Never underestimate arrays. Most of the time, when we have to use a list of objects, we tend to think about using vectors or lists. However, if the size of collection is already known and is not going to change, an array can be considered as the potential data structure. It's faster to access elements of an array than a vector or a list. That's obvious, because all you need is an index. There's no overhead of an additional get method call.
4.Combinations
Sometimes, it may be best to use a combination of the above approaches. For example, you could use a list of hashtables to suit a particular need.
Set Classes
And from JDK 1.2 onwards, you also have set classes like java.util.TreeSet, which is useful for sorted sets that do not have duplicates. One of the best things about these classes is they all abide by certain interface so that you don't really have to worry about the specifics. For e.g., take a look at the following code.
// ...
List list = new ArrayList();
list.add(
Use a list for an ordered collection of just values. For example, you might have a list of files to process.

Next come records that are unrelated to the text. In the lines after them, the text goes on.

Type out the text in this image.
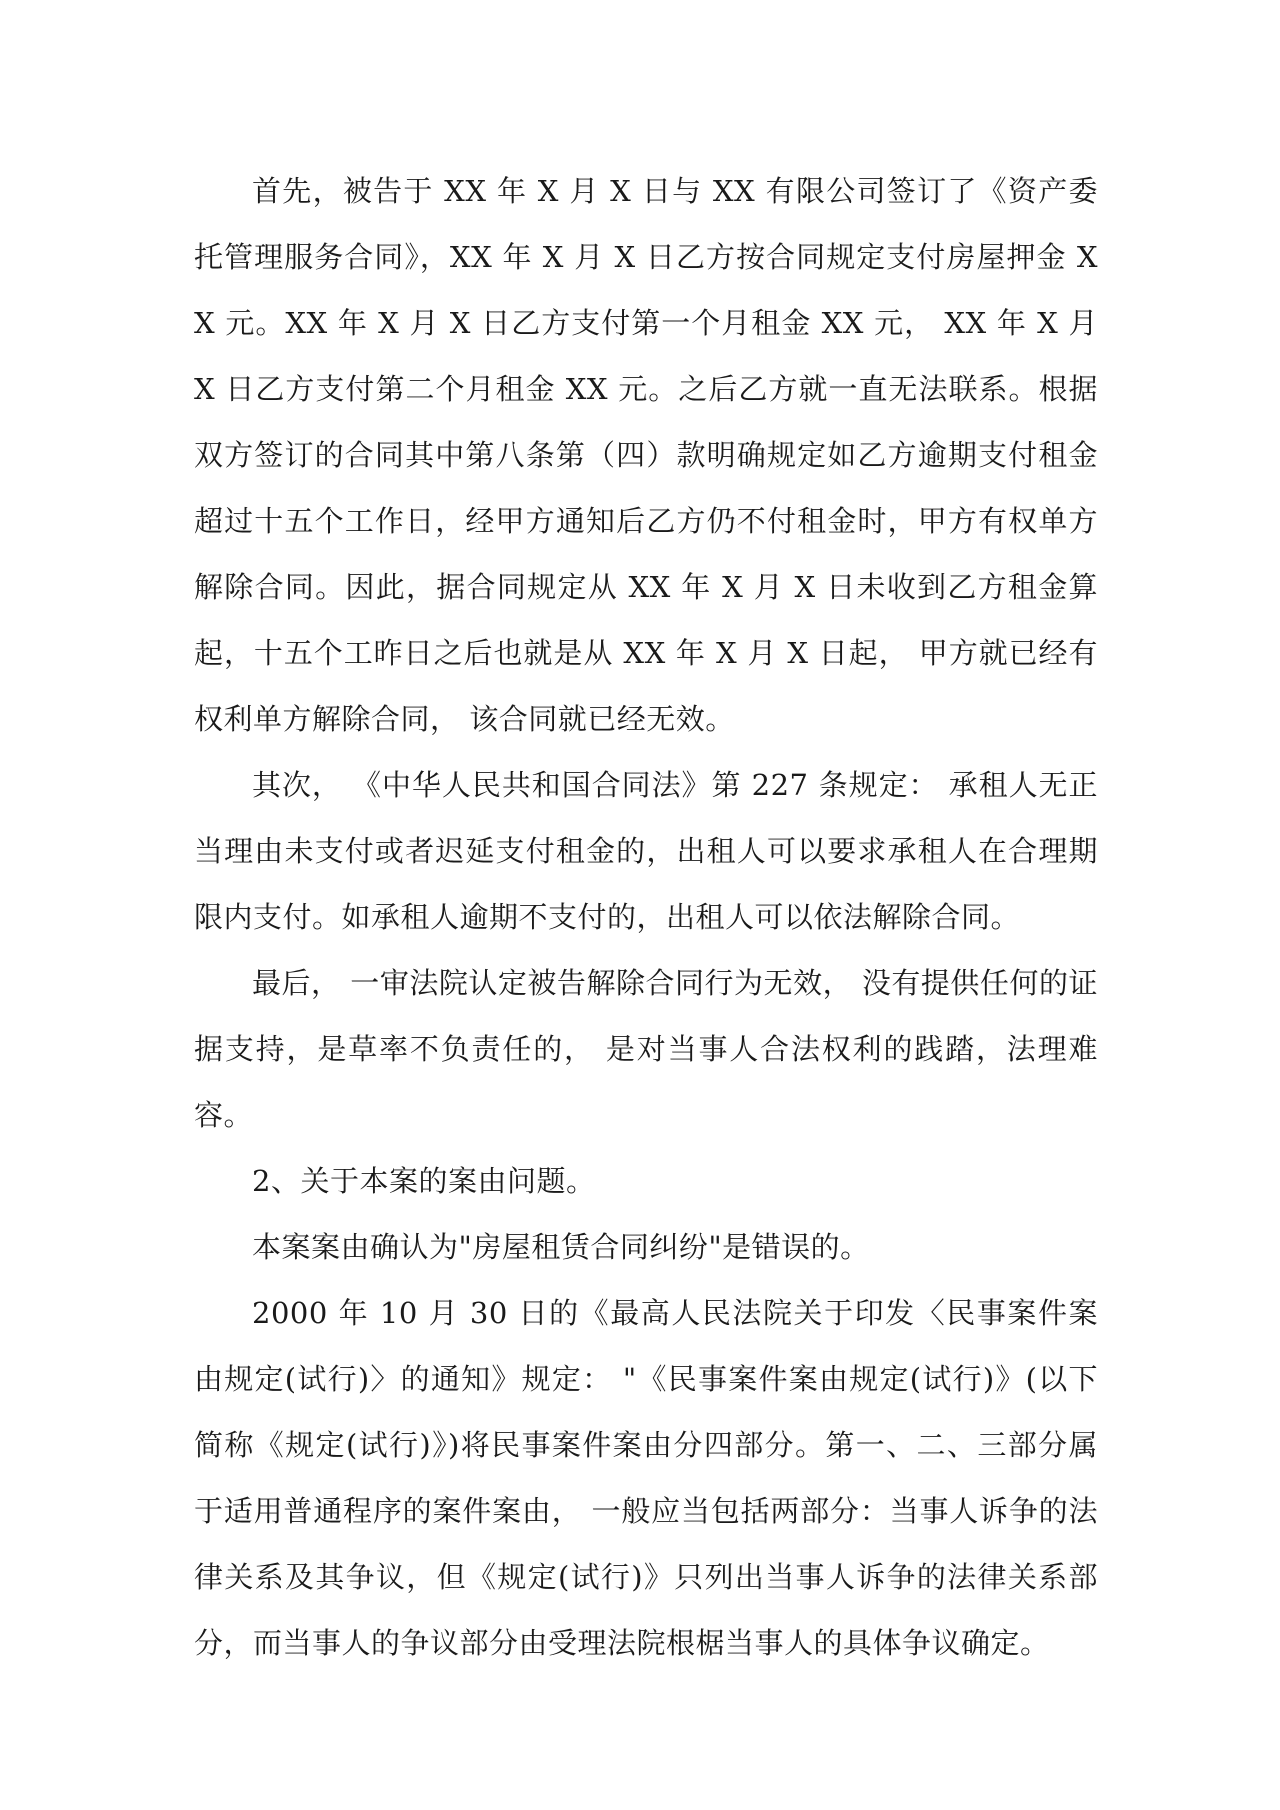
首先，被告于 XX 年 X 月 X 日与 XX 有限公司签订了《资产委托管理服务合同》，XX 年 X 月 X 日乙方按合同规定支付房屋押金 XX 元。XX 年 X 月 X 日乙方支付第一个月租金 XX 元， XX 年 X 月 X 日乙方支付第二个月租金 XX 元。之后乙方就一直无法联系。根据双方签订的合同其中第八条第（四）款明确规定如乙方逾期支付租金超过十五个工作日，经甲方通知后乙方仍不付租金时，甲方有权单方解除合同。因此，据合同规定从 XX 年 X 月 X 日未收到乙方租金算起，十五个工昨日之后也就是从 XX 年 X 月 X 日起， 甲方就已经有权利单方解除合同， 该合同就已经无效。

其次， 《中华人民共和国合同法》第 227 条规定： 承租人无正当理由未支付或者迟延支付租金的，出租人可以要求承租人在合理期限内支付。如承租人逾期不支付的，出租人可以依法解除合同。

最后， 一审法院认定被告解除合同行为无效， 没有提供任何的证据支持，是草率不负责任的， 是对当事人合法权利的践踏，法理难容。

2、关于本案的案由问题。

本案案由确认为"房屋租赁合同纠纷"是错误的。

2000 年 10 月 30 日的《最高人民法院关于印发〈民事案件案由规定(试行)〉的通知》规定： "《民事案件案由规定(试行)》(以下简称《规定(试行)》)将民事案件案由分四部分。第一、二、三部分属于适用普通程序的案件案由， 一般应当包括两部分：当事人诉争的法律关系及其争议，但《规定(试行)》只列出当事人诉争的法律关系部分，而当事人的争议部分由受理法院根椐当事人的具体争议确定。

Use a map for a (usually unordered) mapping from key to value. For example, you might have a map from a user ID to the details of that user, so you can efficiently find the details given just the ID. (You could implement the Map interface by just storing a list of keys and a list of values, but generally there'll be a more efficient implementation - HashMap uses a hash table internally to get amortised O(1) key lookup, for example.)
A Map vs a List.
In a Map, you have key/value pairs. To access a value you need to know the key. There is a relationship that exists between the key and the value that persists and is not arbitrary. They are related somehow. Example: A persons DNA is unique (the key) and a persons name (the value) or a persons SSN (the key) and a persons name (the value) there is a strong relationship.
In a List, all you have are values (a persons name), and to access it you need to know its position in the list (index) to access it. But there is no permanent relationship between the position of the value in the list and its index, it is arbitrary.